Wednesday, February 2, 2011

Time for you

“What? Time for me? That went out the window once I started having kids!”

      Most parents feel they have barely enough time to fulfill the fundamentals, let alone think about having time for themselves. I remember when I had infants at home. If I could get one task done in the day I thought I had really achieved something. I don’t know where the time went, but ‘went’ it did! Our daughter and son-in-law have had their lovely little 9 month-old boy from Korea for 4 days now and they are both already exhausted. His sleeping schedule means he is sleeping from about 6 a.m. till 2 p.m. and the rest is short sleeps. Needless to say between about 2 a.m. and 5 a.m. he is having a lovely time playing while bleary eyes watch and wish he would just go back to sleep. His bio clock is way out of kilter!

      Once children come along, it seems that parent needs shrink to the size of a pea. The more children you have, the less time there is for you. It makes sense, after all, because there are only 24 hours in a day and that doesn’t change.
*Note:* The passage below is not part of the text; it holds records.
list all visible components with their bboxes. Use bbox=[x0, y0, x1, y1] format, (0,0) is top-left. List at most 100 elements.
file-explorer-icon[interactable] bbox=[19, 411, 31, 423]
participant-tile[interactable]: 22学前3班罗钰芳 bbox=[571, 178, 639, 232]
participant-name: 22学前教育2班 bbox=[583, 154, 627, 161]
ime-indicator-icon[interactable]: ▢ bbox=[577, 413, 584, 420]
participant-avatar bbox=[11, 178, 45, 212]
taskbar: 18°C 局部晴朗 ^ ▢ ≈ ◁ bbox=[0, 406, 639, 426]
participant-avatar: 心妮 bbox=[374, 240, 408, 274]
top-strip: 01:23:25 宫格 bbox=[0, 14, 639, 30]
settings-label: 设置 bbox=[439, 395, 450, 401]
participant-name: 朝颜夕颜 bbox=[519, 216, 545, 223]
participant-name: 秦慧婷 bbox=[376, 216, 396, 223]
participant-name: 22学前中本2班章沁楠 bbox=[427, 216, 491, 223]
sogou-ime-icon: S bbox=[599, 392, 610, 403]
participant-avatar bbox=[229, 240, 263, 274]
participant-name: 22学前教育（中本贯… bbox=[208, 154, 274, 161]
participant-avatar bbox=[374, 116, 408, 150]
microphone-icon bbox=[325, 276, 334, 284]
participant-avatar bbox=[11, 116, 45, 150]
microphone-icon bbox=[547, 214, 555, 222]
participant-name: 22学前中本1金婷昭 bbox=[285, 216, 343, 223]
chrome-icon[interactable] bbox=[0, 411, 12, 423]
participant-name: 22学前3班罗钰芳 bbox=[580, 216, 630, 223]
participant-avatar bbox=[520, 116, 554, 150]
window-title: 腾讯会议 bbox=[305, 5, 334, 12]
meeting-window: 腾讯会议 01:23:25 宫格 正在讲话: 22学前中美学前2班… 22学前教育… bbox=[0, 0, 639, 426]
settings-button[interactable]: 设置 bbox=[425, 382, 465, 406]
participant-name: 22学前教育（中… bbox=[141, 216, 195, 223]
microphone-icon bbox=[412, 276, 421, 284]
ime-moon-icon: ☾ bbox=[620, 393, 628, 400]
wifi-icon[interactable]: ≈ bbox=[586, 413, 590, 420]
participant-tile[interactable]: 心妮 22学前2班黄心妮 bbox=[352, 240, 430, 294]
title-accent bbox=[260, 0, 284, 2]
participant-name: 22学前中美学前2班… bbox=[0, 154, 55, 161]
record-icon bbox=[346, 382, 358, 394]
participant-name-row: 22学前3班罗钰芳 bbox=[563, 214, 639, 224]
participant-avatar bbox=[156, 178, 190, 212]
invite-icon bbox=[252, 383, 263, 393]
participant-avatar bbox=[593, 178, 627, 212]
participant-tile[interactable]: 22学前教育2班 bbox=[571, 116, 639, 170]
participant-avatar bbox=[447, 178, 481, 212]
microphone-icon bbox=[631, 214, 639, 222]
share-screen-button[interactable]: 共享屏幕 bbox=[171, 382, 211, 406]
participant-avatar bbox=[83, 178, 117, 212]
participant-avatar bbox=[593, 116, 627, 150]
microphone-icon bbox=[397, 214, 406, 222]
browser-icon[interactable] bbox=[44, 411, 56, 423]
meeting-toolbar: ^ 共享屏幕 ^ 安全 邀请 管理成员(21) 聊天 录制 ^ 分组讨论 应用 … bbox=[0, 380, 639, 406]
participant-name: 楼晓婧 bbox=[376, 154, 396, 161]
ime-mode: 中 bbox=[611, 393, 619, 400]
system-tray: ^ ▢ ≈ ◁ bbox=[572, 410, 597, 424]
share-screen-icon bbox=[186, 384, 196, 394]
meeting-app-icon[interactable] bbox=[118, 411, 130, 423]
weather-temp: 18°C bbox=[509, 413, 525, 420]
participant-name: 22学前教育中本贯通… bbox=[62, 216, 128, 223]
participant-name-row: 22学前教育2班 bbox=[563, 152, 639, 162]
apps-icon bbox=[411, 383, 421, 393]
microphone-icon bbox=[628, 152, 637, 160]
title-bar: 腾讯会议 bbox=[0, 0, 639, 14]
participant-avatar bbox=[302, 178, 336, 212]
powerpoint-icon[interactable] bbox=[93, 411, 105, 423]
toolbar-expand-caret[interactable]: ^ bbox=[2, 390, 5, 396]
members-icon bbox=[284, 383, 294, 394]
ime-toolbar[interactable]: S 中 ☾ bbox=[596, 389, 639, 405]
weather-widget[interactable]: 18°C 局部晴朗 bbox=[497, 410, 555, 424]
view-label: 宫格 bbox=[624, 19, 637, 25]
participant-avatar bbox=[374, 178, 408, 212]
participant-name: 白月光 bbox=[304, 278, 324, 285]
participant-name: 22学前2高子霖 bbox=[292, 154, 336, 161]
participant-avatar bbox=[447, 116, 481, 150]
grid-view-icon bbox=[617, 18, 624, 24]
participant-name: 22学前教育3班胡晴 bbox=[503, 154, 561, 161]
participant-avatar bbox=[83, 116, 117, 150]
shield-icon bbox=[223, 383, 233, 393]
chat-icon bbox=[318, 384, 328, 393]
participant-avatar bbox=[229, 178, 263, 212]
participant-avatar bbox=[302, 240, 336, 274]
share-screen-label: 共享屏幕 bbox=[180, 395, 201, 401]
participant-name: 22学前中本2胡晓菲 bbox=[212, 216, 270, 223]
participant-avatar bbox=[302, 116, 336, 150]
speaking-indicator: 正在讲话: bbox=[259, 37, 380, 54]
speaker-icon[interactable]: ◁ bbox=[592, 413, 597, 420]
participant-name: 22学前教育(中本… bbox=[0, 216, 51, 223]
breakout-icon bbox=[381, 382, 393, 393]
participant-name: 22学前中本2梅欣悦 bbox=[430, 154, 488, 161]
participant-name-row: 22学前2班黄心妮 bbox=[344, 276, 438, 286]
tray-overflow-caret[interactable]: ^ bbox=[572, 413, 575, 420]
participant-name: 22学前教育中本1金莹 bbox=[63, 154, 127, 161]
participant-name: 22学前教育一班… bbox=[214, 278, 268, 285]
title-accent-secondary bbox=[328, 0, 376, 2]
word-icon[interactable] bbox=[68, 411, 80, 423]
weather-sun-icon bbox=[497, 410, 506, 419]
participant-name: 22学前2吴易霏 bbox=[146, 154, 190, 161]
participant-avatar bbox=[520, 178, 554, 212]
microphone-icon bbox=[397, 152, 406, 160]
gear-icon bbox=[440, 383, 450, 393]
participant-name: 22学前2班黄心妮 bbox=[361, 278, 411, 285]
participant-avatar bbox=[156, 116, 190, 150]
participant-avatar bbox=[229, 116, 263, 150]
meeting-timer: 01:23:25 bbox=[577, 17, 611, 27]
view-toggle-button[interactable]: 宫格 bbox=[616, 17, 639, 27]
Yet, I can still distinctly recall a particular time when I had my second child. I was sitting on the couch with my son on my knee. My daughter was squeezing as close as she could beside me, when suddenly this thought came into my head. ‘Wait a minute! I have to have time for me, too!’
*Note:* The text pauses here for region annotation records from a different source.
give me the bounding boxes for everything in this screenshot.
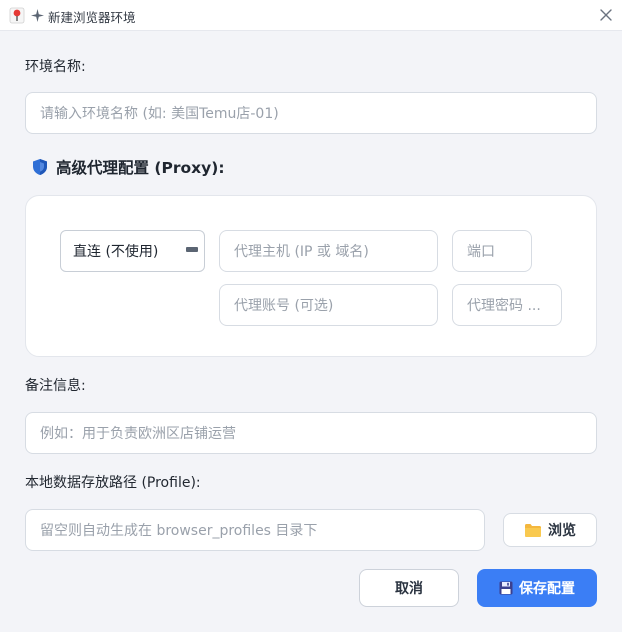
- proxy-pass-input[interactable]: 代理密码 ...: [452, 284, 562, 326]
- close-icon[interactable]: [596, 5, 616, 25]
- save-config-button[interactable]: 保存配置: [477, 569, 597, 607]
- notes-label: 备注信息:: [25, 378, 86, 394]
- profile-path-input[interactable]: 留空则自动生成在 browser_profiles 目录下: [25, 509, 485, 551]
- proxy-card: [25, 195, 597, 357]
- proxy-user-input[interactable]: 代理账号 (可选): [219, 284, 438, 326]
- proxy-host-input[interactable]: 代理主机 (IP 或 域名): [219, 230, 438, 272]
- cancel-button[interactable]: 取消: [359, 569, 459, 607]
- profile-label: 本地数据存放路径 (Profile):: [25, 475, 201, 491]
- profile-path-placeholder: 留空则自动生成在 browser_profiles 目录下: [40, 523, 318, 539]
- browse-button[interactable]: 浏览: [503, 513, 597, 547]
- sparkle-icon: [31, 9, 44, 22]
- shield-icon: [33, 159, 47, 175]
- save-label: 保存配置: [519, 581, 575, 597]
- proxy-host-placeholder: 代理主机 (IP 或 域名): [234, 244, 369, 260]
- cancel-label: 取消: [395, 581, 423, 597]
- app-pin-icon: [9, 7, 25, 24]
- folder-icon: [525, 523, 541, 537]
- window-titlebar: 新建浏览器环境: [0, 0, 622, 31]
- proxy-pass-placeholder: 代理密码 ...: [467, 298, 541, 314]
- proxy-section-label: 高级代理配置 (Proxy):: [56, 159, 225, 177]
- proxy-mode-value: 直连 (不使用): [73, 244, 159, 260]
- proxy-user-placeholder: 代理账号 (可选): [234, 298, 334, 314]
- window-title: 新建浏览器环境: [48, 10, 136, 25]
- browse-label: 浏览: [548, 523, 576, 539]
- notes-placeholder: 例如：用于负责欧洲区店铺运营: [40, 426, 236, 442]
- proxy-port-input[interactable]: 端口: [452, 230, 532, 272]
- env-name-input[interactable]: 请输入环境名称 (如: 美国Temu店-01): [25, 92, 597, 134]
- env-name-placeholder: 请输入环境名称 (如: 美国Temu店-01): [40, 106, 279, 122]
- proxy-section-title: 高级代理配置 (Proxy):: [32, 156, 225, 178]
- select-handle-icon: [186, 247, 198, 252]
- proxy-mode-select[interactable]: 直连 (不使用): [60, 230, 205, 272]
- notes-input[interactable]: 例如：用于负责欧洲区店铺运营: [25, 412, 597, 454]
- env-name-label: 环境名称:: [25, 59, 86, 75]
- floppy-disk-icon: [499, 581, 513, 595]
- proxy-port-placeholder: 端口: [467, 244, 495, 260]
      We slide so easily into the role of taxi driver, cook, bottle washer, laundry maid, nurse, shopping cart and holder of the purse – in fact the provider of all things. Isn’t that the parents’ role? We believe the myth that truly great parents put all personal wants and needs aside for the sake of their children. I don’t consider this to be healthy thinking. Families need to be balanced.
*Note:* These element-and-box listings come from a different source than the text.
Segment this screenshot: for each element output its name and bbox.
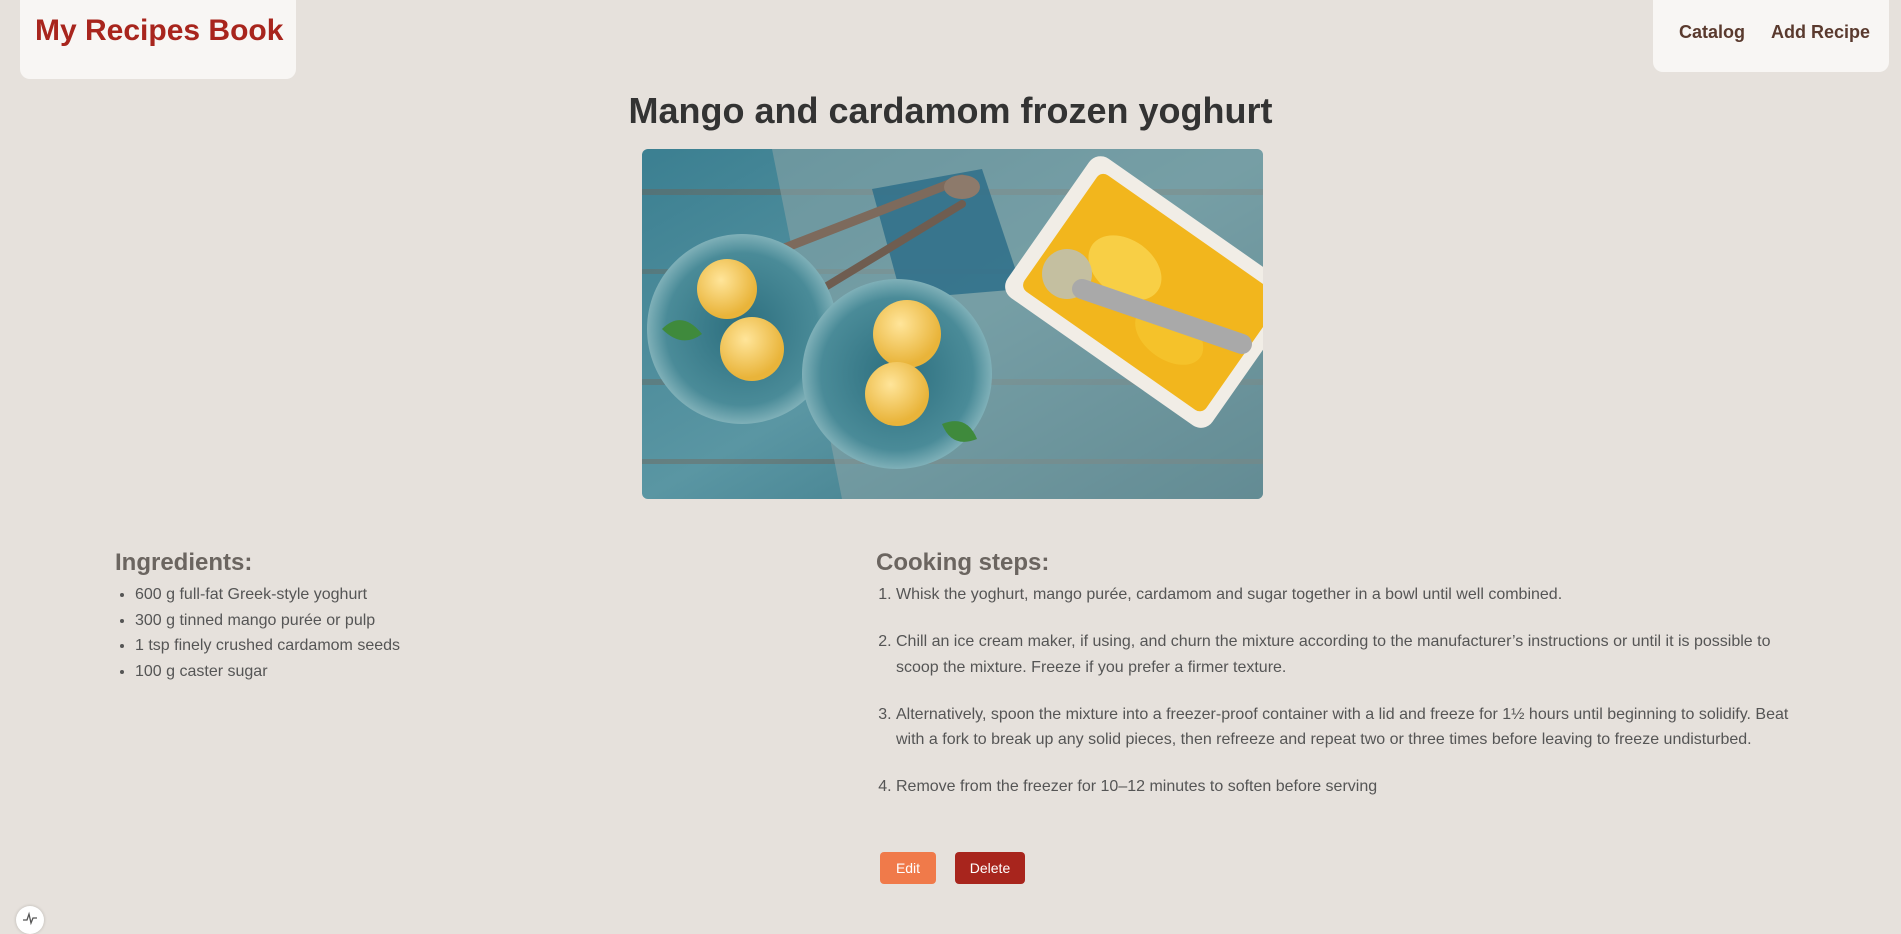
nav-catalog-link[interactable]: Catalog — [1679, 22, 1745, 43]
recipe-photo-illustration — [642, 149, 1263, 499]
cooking-step: Alternatively, spoon the mixture into a … — [896, 702, 1796, 753]
logo-container: My Recipes Book — [20, 0, 296, 79]
ingredients-heading: Ingredients: — [115, 549, 253, 576]
edit-button[interactable]: Edit — [880, 852, 936, 884]
corner-widget[interactable] — [16, 906, 44, 934]
main-nav: Catalog Add Recipe — [1653, 0, 1889, 72]
cooking-step: Chill an ice cream maker, if using, and … — [896, 629, 1796, 680]
ingredient-item: 300 g tinned mango purée or pulp — [135, 608, 400, 634]
delete-button[interactable]: Delete — [955, 852, 1025, 884]
nav-add-recipe-link[interactable]: Add Recipe — [1771, 22, 1870, 43]
ingredient-item: 1 tsp finely crushed cardamom seeds — [135, 633, 400, 659]
recipe-image — [642, 149, 1263, 499]
activity-icon — [23, 911, 37, 926]
cooking-step: Remove from the freezer for 10–12 minute… — [896, 774, 1796, 800]
cooking-steps-heading: Cooking steps: — [876, 549, 1050, 576]
cooking-steps-list: Whisk the yoghurt, mango purée, cardamom… — [876, 582, 1796, 821]
ingredient-item: 100 g caster sugar — [135, 659, 400, 685]
ingredient-item: 600 g full-fat Greek-style yoghurt — [135, 582, 400, 608]
ingredients-list: 600 g full-fat Greek-style yoghurt 300 g… — [115, 582, 400, 684]
cooking-step: Whisk the yoghurt, mango purée, cardamom… — [896, 582, 1796, 608]
recipe-title: Mango and cardamom frozen yoghurt — [628, 90, 1273, 131]
logo-link[interactable]: My Recipes Book — [35, 14, 283, 48]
      Forefront Families believes that a successful family is one that is God-centered, parent directed, family-oriented and outwardly focused. Nowhere in that statement does it imply that kids should rule or come first in everything. We believe that each family member should be given the opportunity to develop their own skills and abilities and ultimately discover their own destiny. We believe the
parents’ role is to be effective role models and to train their children to become productive, educated, caring adults and parents. Our kids learn from what they see us do, not just what we say. If we are leading a balanced life, and creating and achieving goals, they will learn from us. I am not saying that we should do our own thing to the detriment of the rest of the family. What I am saying is that each family member should have their needs met. If individuals are leading a balanced life then the family together is more likely to be balanced.

      So what is a balanced life? It’s one where there is a time for work, for play, for study, for sleep, for devotion to other family members and friends, AND a time for self and spouse. It is vital to make time to nourish and replenish your own relationship on a regular basis. It might mean having someone look after the kids for the weekend so you can go and just have fun together. It is not only beneficial to you, but also good for the kids to be without you for a day or two. We have had weekly date nights for many years and we also go away for a weekend once a month now we have no children in the house. It is important to encourage one another to create or continue hobbies and interests and to go out with the guys or the girls on your own. The rich input and encouragement that others have given me has opened my eyes to opportunities I may never have realized.

      Don’t get stuck in isolation or in a work/home/work/home cycle. Remember your kids are learning from you. Do you want them to lead a similar life to you? If not, then live like you want them to. Do activities on your own, with your spouse and with your children. You do have family responsibilities, but as long as what you do is not upsetting the family balance, then it has got to be good for you now and in the long term. Look after you!